Although food comforts me with immediate gratification and distraction, it fuels the fire rather than douses the flames. Food battles the hurt, aims to distract the pain, but eventually causes greater emotional distress. By observing my behavior post-excessive eating, I notice the pain still exists with additional emotions awaiting their turn to be felt. My disappointment, anxiety, and bloatedness, additional ailments, plague me, while still in search of physical and now, mental relief. The ruckus from eating one’s discomfort snowballs into a morphed mess. Even with the knowledge, experience, and recognition of these steps in play while they occur, I drop the trunk anyway, waylaying into the turmoil I know well and have often overcome. “I got it. I got it. I got it.

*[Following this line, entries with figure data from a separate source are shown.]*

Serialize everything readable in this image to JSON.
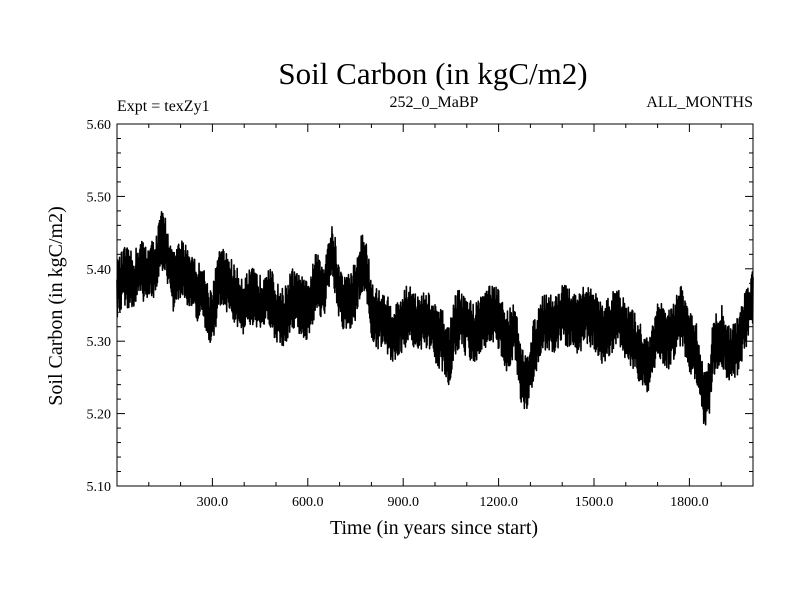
{
  "chart_data": {
    "type": "line",
    "title": "Soil Carbon (in kgC/m2)",
    "subtitle_left": "Expt = texZy1",
    "subtitle_center": "252_0_MaBP",
    "subtitle_right": "ALL_MONTHS",
    "xlabel": "Time (in years since start)",
    "ylabel": "Soil Carbon (in kgC/m2)",
    "xlim": [
      0,
      2000
    ],
    "ylim": [
      5.1,
      5.6
    ],
    "xticks": [
      300,
      600,
      900,
      1200,
      1500,
      1800
    ],
    "xtick_labels": [
      "300.0",
      "600.0",
      "900.0",
      "1200.0",
      "1500.0",
      "1800.0"
    ],
    "yticks": [
      5.1,
      5.2,
      5.3,
      5.4,
      5.5,
      5.6
    ],
    "ytick_labels": [
      "5.10",
      "5.20",
      "5.30",
      "5.40",
      "5.50",
      "5.60"
    ],
    "grid": false,
    "line_color": "#000000",
    "series": [
      {
        "name": "Soil Carbon",
        "x": [
          0,
          25,
          50,
          75,
          100,
          125,
          140,
          155,
          175,
          200,
          225,
          250,
          275,
          290,
          300,
          325,
          350,
          375,
          400,
          425,
          450,
          475,
          500,
          525,
          550,
          575,
          600,
          625,
          650,
          665,
          680,
          700,
          725,
          750,
          770,
          785,
          800,
          825,
          850,
          875,
          900,
          925,
          950,
          975,
          1000,
          1025,
          1045,
          1060,
          1075,
          1100,
          1125,
          1150,
          1175,
          1200,
          1225,
          1250,
          1270,
          1290,
          1300,
          1325,
          1350,
          1375,
          1400,
          1425,
          1450,
          1475,
          1500,
          1525,
          1550,
          1575,
          1600,
          1625,
          1650,
          1670,
          1685,
          1700,
          1725,
          1750,
          1775,
          1800,
          1825,
          1845,
          1860,
          1875,
          1900,
          1925,
          1950,
          1975,
          2000
        ],
        "values": [
          5.37,
          5.39,
          5.38,
          5.4,
          5.39,
          5.41,
          5.44,
          5.43,
          5.38,
          5.4,
          5.39,
          5.37,
          5.36,
          5.33,
          5.34,
          5.39,
          5.38,
          5.36,
          5.35,
          5.36,
          5.35,
          5.37,
          5.34,
          5.33,
          5.36,
          5.35,
          5.34,
          5.38,
          5.37,
          5.41,
          5.42,
          5.36,
          5.35,
          5.37,
          5.41,
          5.4,
          5.34,
          5.33,
          5.32,
          5.31,
          5.33,
          5.34,
          5.32,
          5.33,
          5.31,
          5.3,
          5.28,
          5.32,
          5.33,
          5.32,
          5.31,
          5.33,
          5.34,
          5.33,
          5.3,
          5.32,
          5.25,
          5.24,
          5.27,
          5.31,
          5.33,
          5.32,
          5.34,
          5.33,
          5.32,
          5.34,
          5.33,
          5.31,
          5.32,
          5.34,
          5.31,
          5.3,
          5.28,
          5.26,
          5.29,
          5.32,
          5.3,
          5.31,
          5.34,
          5.3,
          5.28,
          5.22,
          5.23,
          5.29,
          5.31,
          5.28,
          5.29,
          5.33,
          5.36
        ]
      }
    ]
  }
}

I don’t got it.”
Part of the process is to dust yourself off and rally after damage is done, rather than finishing off an ice cream sundae. Stopping the cycle in its tracks with awareness is true victory. Imperative to recognize one’s imperfection, repeal the past, and move along formidably, is to note the lessons for future action. Phone a friend, ask the audience, give yourself a 50:50 chance, or leave well enough alone by walking away with past success; find new ground to begin again immediately. No one needs to push limits when a minute later a new choice may be made. Instead learn from mistakes and make new decisions setting present and future victory into motion. Sometimes you got it, sometimes you don’t. Today, “I got it. I got it. I got it. I don’t got it.” The journey continues with “I got it” until “I don’t got it” again.